On the same score, how about a fun V-day read? I recommend “The Pig and I: Why It’s So Easy to Love an Animal, and So Hard to Live With a Man,” by Rachel Toor. Any woman who’s ever loved a pet (or 10) will love Toor’s beautifully written memoir chronicling her love affairs with a series of unusual pets (a mouse, a rat, an ass, a pig, a dog, etc.) — sometimes at the expense of her boyfriends.

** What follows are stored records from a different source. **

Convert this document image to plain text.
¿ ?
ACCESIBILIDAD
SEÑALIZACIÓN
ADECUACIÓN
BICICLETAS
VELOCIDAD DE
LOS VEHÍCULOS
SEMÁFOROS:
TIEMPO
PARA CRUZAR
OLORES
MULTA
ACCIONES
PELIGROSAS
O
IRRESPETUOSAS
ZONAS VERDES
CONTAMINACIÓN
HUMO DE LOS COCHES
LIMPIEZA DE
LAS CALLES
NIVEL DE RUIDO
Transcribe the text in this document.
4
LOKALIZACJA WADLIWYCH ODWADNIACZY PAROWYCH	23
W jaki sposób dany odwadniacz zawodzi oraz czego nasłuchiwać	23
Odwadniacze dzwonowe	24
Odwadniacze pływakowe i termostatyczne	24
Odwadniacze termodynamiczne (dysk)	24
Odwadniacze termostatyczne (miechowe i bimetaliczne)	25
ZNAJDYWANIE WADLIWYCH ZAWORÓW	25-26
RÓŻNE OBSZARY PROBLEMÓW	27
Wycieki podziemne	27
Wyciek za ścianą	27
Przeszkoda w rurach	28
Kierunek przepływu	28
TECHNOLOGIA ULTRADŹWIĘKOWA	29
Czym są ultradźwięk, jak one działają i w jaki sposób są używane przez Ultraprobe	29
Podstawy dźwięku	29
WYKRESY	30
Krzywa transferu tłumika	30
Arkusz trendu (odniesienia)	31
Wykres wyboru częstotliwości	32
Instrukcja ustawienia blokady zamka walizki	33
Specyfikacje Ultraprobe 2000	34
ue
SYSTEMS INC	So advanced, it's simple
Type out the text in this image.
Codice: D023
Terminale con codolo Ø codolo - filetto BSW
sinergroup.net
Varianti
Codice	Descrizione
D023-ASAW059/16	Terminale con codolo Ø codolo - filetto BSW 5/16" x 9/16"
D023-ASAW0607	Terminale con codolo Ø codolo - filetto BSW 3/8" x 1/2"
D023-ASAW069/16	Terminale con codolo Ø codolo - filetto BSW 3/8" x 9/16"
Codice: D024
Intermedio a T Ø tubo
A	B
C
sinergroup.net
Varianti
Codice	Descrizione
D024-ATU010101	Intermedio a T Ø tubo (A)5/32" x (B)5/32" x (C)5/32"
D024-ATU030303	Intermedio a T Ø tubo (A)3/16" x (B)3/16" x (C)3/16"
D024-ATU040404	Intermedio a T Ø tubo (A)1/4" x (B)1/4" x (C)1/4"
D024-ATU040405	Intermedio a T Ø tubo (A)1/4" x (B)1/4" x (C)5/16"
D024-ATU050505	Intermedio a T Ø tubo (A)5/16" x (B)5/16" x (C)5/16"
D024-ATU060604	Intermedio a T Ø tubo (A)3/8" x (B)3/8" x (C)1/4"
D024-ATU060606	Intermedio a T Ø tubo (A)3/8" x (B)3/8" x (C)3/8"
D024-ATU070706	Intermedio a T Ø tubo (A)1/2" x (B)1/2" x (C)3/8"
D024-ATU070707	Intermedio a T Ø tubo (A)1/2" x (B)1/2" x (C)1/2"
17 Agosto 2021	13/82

For a good laugh, I also love “2gether 4ever: Notes of a Junior High School Heartthrob,” by the Bay Area’s own Dene Larson. It’s a collection of actual love notes from the junior high years of Larson, who was apparently a player in the making in his preteen years. The book is divided into chapters that include “I Like You, Do You Like Me?” “Will You Go With Me?” “Make-Out City” and “We’re Breaking Up” If only real life were still this simple.
If you’ve also been devastated by a bustup, try reading “I Used to Miss Him … But My Aim is Improving: Not Your Ordinary Breakup Survival Guide,” by Alison James. If nothing else, this hilarious first-person testimonial will make you laugh, which is, as they say, halfway to feeling cured.
And a new magazine is hitting newsstands that is all about love and relationships. Tango (www.tangomag.com), a good-looking, glossy publication, promises both fun and edge, with articles ranging from “Sex and the Single Closet,” which limns how people’s closets both reflect and perpetuate their love lives, to features on the relative wholesomeness of S&M in a loving relationship.
More than anything, if you’re blue about being partner-free, indulge yourself if you can! A trip to a local spa or a night out with friends might be just the ticket. And look at it this way: There will be no arguments over flowers versus jewelry.